La réflexion philosophique récente donc, qu’il s’agisse d’un retour aux textes de la philosophie politique classique, de la phénoménologie ou de l’idéalisme allemand, ignore ou même condamne d’emblée (avec exécration) la question de la science, encore moins de la politique de la science. La philosophie anglo-saxonne quant à elle évite le problème politique tout en véhiculant indirectement un scientisme diffus. L’expression de politique de la science a donc actuellement un sens assez restreint. Comme branche spécialisée des sciences politiques, elle est supposée, hors de la philosophie politique qui n’en traite pas directement, concerner un secteur restreint et spécifique de l’activité publique nationale ou internationale ; elle fait l’objet d’une littérature spécialisée qui décrit souvent la « recherche-développement » sans aucun recul critique.
Nous sommes donc assez démunis théoriquement et philo sophiquement : entre la « grande peur » qu’inspire la science et les traces de scientisme qui flottent dans les esprits ; sur ces questions, l’idéologie semble tenir lieu de philosophie. Les seules analyses un peu approfondies dont nous disposons sont généralement des dénonciations très générales et souvent brillantes qui ne tiennent compte ni des différences nationales, ni des changements de nature de ce que nous appelons la science entre le XVII e  siècle et aujourd’hui. Elles tentent d’analyser une forme de perversion du politique par le modèle de la rationalisation gestionnaire qui aurait les sciences pour origine 2 . Elles sont souvent ouvertement ou confusément conservatrices.

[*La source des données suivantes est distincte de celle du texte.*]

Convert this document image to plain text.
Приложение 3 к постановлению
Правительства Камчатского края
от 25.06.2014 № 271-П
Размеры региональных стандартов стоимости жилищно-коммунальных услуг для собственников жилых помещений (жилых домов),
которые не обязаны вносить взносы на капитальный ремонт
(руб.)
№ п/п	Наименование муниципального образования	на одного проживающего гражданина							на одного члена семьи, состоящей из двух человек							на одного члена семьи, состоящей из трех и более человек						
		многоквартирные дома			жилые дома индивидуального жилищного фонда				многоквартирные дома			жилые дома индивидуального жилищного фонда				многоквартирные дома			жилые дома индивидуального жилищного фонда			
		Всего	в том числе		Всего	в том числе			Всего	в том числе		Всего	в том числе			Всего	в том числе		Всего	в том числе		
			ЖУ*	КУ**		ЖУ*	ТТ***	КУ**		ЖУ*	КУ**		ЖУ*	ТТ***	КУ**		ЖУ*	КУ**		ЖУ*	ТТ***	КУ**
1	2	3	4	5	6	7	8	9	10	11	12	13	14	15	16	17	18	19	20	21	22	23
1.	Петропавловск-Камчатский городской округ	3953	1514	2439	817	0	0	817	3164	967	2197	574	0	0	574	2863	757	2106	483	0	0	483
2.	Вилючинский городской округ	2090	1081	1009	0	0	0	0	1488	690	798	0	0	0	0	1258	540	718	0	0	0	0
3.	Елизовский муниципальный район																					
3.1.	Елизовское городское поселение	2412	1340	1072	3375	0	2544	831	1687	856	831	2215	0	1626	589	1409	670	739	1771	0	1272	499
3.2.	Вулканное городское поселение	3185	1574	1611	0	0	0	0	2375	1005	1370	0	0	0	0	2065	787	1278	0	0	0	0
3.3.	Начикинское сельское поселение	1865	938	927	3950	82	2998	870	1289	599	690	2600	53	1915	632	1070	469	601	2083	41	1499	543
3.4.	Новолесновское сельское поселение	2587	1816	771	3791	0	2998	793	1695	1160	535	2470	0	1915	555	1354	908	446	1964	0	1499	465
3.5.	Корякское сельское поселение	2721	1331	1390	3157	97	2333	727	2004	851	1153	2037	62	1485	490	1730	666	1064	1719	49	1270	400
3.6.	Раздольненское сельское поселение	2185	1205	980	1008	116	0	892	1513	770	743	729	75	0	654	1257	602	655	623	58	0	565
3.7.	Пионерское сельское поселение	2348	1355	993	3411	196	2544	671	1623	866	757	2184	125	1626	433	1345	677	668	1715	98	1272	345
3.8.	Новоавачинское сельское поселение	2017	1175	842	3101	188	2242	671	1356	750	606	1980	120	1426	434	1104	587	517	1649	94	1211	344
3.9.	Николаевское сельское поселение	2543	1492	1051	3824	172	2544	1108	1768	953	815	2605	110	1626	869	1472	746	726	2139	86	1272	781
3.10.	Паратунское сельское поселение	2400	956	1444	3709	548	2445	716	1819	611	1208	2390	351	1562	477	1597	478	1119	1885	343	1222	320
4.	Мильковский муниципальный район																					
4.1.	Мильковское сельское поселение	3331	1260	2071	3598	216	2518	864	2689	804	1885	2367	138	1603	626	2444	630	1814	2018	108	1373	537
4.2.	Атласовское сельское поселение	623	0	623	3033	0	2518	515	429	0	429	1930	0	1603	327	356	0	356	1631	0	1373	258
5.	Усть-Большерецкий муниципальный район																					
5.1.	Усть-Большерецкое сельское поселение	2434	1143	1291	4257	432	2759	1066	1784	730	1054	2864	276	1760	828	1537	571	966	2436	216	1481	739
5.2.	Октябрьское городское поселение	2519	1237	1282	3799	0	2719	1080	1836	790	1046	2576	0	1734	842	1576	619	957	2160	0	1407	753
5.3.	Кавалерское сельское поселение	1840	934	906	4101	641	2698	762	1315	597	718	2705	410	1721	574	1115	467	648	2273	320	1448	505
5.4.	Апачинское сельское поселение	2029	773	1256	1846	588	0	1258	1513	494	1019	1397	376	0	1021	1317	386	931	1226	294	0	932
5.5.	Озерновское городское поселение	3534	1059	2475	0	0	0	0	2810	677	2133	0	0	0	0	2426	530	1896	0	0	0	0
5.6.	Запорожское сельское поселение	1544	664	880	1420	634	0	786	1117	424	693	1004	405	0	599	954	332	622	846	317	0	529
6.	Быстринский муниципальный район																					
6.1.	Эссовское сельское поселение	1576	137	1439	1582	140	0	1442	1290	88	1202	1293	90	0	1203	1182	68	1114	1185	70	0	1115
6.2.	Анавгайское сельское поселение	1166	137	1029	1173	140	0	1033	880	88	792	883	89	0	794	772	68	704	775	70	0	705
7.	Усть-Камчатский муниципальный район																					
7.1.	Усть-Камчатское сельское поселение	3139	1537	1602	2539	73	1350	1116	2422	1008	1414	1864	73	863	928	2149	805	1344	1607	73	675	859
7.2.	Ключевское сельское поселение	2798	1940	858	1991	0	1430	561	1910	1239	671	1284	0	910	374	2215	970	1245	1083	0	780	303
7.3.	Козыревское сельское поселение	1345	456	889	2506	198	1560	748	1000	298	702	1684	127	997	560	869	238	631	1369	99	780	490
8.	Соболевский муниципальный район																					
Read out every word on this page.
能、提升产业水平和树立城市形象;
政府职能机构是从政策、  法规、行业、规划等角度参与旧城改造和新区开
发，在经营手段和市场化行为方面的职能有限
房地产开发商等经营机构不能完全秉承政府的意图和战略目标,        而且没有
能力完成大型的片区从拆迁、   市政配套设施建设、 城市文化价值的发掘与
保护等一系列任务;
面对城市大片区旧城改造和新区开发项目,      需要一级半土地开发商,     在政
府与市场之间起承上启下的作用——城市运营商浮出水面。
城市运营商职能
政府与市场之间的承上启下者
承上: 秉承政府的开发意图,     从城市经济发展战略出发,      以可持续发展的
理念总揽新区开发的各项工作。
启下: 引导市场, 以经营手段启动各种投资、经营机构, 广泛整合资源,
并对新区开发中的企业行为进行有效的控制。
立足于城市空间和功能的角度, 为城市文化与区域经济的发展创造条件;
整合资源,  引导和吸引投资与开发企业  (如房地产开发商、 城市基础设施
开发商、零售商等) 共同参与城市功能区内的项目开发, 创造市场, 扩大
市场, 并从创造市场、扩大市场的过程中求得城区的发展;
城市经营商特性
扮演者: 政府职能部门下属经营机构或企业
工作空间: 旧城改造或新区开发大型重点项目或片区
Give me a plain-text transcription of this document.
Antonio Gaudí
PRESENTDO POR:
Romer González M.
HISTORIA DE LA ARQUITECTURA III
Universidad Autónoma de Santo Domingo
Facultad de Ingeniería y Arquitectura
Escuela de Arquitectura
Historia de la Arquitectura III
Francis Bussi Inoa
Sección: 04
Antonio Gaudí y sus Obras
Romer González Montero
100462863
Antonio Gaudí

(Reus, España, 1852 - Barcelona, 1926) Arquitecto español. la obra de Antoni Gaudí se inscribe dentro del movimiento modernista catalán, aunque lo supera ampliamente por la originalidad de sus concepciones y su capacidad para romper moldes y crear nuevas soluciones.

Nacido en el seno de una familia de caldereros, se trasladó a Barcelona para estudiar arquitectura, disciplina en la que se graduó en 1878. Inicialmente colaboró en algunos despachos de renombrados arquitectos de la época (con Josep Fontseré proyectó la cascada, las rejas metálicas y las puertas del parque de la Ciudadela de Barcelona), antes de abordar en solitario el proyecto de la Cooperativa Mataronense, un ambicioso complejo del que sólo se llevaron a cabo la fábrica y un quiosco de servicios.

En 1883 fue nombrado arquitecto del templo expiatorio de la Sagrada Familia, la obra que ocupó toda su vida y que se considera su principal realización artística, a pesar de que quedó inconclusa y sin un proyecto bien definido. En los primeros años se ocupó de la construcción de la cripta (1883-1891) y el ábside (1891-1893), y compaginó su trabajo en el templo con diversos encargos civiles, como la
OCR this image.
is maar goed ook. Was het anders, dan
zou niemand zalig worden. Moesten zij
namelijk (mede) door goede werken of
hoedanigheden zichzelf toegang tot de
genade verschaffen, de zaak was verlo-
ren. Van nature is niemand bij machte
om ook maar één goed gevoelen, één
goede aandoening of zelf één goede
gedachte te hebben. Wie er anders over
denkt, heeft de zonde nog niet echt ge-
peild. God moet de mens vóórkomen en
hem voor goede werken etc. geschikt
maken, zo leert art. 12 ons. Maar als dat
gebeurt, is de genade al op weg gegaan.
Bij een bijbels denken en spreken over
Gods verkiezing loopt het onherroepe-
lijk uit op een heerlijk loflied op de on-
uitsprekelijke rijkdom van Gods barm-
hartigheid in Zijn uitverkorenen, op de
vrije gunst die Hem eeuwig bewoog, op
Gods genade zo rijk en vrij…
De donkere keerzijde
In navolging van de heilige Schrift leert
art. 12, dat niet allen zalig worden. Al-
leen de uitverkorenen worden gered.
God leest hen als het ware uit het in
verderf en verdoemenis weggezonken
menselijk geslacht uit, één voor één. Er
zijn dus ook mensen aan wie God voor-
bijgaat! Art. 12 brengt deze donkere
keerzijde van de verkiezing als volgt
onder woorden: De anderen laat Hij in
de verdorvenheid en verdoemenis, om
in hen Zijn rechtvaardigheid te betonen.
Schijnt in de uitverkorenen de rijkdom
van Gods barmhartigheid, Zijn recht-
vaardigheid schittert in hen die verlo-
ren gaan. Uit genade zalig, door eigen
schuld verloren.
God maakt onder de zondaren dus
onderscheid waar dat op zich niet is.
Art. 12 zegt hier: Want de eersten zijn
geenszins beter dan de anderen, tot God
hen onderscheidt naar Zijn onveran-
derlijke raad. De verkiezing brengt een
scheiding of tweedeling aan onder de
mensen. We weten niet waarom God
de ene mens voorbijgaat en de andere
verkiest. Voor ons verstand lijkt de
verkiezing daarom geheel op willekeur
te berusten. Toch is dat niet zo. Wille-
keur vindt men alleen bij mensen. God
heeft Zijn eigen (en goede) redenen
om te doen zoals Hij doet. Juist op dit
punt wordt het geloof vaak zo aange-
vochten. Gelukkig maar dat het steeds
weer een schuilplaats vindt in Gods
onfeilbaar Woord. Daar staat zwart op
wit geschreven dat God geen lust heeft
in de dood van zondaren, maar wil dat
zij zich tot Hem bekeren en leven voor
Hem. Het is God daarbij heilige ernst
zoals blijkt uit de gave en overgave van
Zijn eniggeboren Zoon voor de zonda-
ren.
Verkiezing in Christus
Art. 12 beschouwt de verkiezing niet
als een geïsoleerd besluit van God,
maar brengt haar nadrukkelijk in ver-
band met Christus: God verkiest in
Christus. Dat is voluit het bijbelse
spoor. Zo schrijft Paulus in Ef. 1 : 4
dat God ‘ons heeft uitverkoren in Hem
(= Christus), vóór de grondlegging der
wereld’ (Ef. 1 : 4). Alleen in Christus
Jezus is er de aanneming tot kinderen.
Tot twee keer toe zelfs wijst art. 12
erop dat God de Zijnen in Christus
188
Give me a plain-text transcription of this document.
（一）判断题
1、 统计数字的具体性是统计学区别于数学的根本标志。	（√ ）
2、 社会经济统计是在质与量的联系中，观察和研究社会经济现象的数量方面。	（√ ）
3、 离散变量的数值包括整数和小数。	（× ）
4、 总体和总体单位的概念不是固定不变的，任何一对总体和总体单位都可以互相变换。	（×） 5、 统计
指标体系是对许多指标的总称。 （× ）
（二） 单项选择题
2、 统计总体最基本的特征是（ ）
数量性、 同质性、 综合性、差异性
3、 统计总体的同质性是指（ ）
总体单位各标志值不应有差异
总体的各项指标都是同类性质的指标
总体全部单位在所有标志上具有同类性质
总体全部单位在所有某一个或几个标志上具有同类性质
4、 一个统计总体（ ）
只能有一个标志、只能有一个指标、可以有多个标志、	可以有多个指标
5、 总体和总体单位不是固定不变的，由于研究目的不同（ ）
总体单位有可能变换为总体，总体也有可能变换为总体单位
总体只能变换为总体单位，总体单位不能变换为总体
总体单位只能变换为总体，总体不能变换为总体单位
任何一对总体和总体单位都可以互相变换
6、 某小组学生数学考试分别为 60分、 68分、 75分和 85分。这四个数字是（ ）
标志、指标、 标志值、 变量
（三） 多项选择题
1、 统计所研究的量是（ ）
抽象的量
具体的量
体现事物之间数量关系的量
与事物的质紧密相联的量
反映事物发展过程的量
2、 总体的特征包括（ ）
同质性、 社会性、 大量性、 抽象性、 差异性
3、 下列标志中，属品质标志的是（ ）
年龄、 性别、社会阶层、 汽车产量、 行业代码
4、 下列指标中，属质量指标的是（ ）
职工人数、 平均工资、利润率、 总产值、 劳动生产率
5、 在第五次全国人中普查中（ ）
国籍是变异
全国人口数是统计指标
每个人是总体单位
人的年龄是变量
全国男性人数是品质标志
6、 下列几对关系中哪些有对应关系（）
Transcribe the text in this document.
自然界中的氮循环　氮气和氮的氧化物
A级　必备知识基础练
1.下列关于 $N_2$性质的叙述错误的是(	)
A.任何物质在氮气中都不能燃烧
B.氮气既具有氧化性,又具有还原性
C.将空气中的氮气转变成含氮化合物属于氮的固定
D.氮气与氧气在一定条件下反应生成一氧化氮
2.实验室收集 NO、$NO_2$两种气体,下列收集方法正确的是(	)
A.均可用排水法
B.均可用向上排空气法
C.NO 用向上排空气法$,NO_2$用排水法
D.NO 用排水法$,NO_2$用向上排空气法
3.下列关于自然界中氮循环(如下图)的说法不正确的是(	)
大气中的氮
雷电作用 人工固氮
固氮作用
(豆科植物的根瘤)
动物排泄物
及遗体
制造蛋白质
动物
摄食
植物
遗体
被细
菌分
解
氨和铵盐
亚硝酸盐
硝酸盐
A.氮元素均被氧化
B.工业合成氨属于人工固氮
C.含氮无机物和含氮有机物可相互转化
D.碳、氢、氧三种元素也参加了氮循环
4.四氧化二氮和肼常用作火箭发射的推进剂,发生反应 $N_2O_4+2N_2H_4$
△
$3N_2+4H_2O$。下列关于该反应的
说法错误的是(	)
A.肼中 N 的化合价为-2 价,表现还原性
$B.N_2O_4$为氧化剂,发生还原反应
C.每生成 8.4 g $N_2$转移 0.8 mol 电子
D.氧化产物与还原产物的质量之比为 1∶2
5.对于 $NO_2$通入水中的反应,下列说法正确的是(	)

L’idéologie du progrès ou le scientisme sont très régulièrement moqués ou vilipendés. Or ces idéaux sont depuis longtemps morts ou même n’ont jamais existé 3 , sous la forme en tout cas qui est dénoncée avec componction par leurs adversaires. Et s’il est une idée reçue, c’est bien depuis le début du XX e  siècle celle de décadence ou de « crise de l’esprit » (Valéry). Les questions rebattues mais jamais traitées d’une manière approfondie des liens de la science avec le III e Reich et du rôle de l’idéologie scientiste dans la construction du système soviétique paraissent freiner la réflexion. D’autres formes d’optimisme irréfléchi concernant la science sont dans leurs effets moins bénignes et mériteraient d’être examinées. Il peut s’agir de la convergence présupposée entre science et démocratie évoquée plus haut. Il peut s’agir aussi des liens supposés naturels et bénéfiques entre la science et l’industrie (y compris l’industrie militaire).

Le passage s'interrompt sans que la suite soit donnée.